When Thee's father challenged Alexander Hamilton to a duel, he didn't know if he would survive the contest, and he wrote
Thee a heart-tearing letter:
I am indebted to you, my dearest
Theodosia, for a very great portion
of the happiness which I have enjoyed
in this life. You have completely
satisfied all that my heart and
affections had hoped or even wished.
With a little more perseverance,
determination, and industry, you will
obtain all that my ambition or vanity
had fondly imagined. Let your son
have occasion to be proud that he had a mother.
Adieu. Adieu.
The day after this letter was written, Burr and Alexander Hamilton met on a grassy, wooded knoll in Weehawken Heights.
New Jersey. It was July 11, 1804. The men refused last minute reconciliation. They walked off ten paces. Each took his position.
They turned and fired. Hamilton fell, mortally wounded.
Burr fled to Pennsylvania and again wrote to his daughter, but Theo could not be consoled. Why had life failed her, she
wondered. Nothing could be straightened out.

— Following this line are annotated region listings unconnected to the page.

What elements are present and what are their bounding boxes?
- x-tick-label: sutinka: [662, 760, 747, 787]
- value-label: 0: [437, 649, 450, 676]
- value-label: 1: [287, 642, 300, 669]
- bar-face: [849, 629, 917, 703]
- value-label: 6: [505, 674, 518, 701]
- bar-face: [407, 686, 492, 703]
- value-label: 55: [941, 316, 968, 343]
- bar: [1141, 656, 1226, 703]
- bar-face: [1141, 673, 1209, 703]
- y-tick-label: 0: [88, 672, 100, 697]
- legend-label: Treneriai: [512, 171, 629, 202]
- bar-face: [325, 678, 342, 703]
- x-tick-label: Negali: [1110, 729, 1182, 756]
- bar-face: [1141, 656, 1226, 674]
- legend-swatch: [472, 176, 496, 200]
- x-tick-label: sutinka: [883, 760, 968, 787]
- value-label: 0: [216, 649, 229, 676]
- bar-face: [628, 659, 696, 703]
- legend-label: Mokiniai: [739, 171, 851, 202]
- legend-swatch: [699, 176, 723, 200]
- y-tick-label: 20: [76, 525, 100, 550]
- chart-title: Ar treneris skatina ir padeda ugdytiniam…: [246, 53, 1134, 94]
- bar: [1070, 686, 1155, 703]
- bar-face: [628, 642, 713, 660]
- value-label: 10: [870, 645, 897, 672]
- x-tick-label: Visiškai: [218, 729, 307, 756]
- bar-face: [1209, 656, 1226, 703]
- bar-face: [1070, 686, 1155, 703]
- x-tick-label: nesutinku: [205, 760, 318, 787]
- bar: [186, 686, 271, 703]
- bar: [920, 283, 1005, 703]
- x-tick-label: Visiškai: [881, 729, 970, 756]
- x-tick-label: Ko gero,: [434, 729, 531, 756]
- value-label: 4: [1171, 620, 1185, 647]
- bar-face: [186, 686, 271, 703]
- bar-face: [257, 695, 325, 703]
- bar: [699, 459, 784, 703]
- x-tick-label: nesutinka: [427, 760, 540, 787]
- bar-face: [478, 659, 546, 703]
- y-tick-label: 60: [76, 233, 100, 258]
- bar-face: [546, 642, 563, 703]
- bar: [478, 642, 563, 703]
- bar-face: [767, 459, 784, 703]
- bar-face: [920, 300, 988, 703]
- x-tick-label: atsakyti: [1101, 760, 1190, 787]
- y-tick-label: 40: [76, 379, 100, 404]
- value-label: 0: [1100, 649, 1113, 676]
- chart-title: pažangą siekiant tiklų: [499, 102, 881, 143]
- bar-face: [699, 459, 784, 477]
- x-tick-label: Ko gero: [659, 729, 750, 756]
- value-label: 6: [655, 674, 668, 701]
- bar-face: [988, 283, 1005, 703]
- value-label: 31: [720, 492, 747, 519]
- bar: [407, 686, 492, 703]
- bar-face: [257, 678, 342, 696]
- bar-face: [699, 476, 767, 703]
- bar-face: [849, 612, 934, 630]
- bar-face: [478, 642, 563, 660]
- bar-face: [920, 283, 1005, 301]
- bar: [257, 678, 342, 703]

In the years that followed, Theo's health went from bad to worse, in mind as well as body. She spent most of her time
lying on a long cushioned seat, without back or arms, and placed against a wall. Her body servants waited on her constantly,
holding damp cloths to her forehead, and speaking soothing words. On Jan. 11, 1811, she wrote to her father:
Imagine yourself the feelings of a
woman whose naturally irritable nerves
were disordered by severe illness, and
who, during weeks of solitude, and pain,
and inoccupation, lay pondering incessantly,
amid doubt and impatience, and hope and
fear, on the subject which mingled
through the whole extent of her soul.
Eighteen months later, when the weather was humid, the Alstons left for a holiday at their cottage at the seashore. While
there, Thee's son took a head cold, Joseph sent for several physicians but they were unable to save his life. He died on June
30, 1812.
Both Thee's husband and father insisted that she visit her father who was now back in New York, A friend wrote to Thee's
father saying that Thee was bent on making the trip, as she was low, feeble and emaciated. Her complaint was an almost incessant
nervous fever.
She set sail from Georgetown on The Patriot on Dec. 30, 1812. The Patriot, after it disappeared over the horizon, was
never heard from again.
On foggy nights, if you stand on the beach at Huntington Beach State Park, you may see the slender figure of Theodosia
Burr Alston suspended above the water. With her declining health after her marriage and the birth of her son, and the death
of her cherished son, it is no wonder that the spirit of Theodosia comes back to the sea near her home.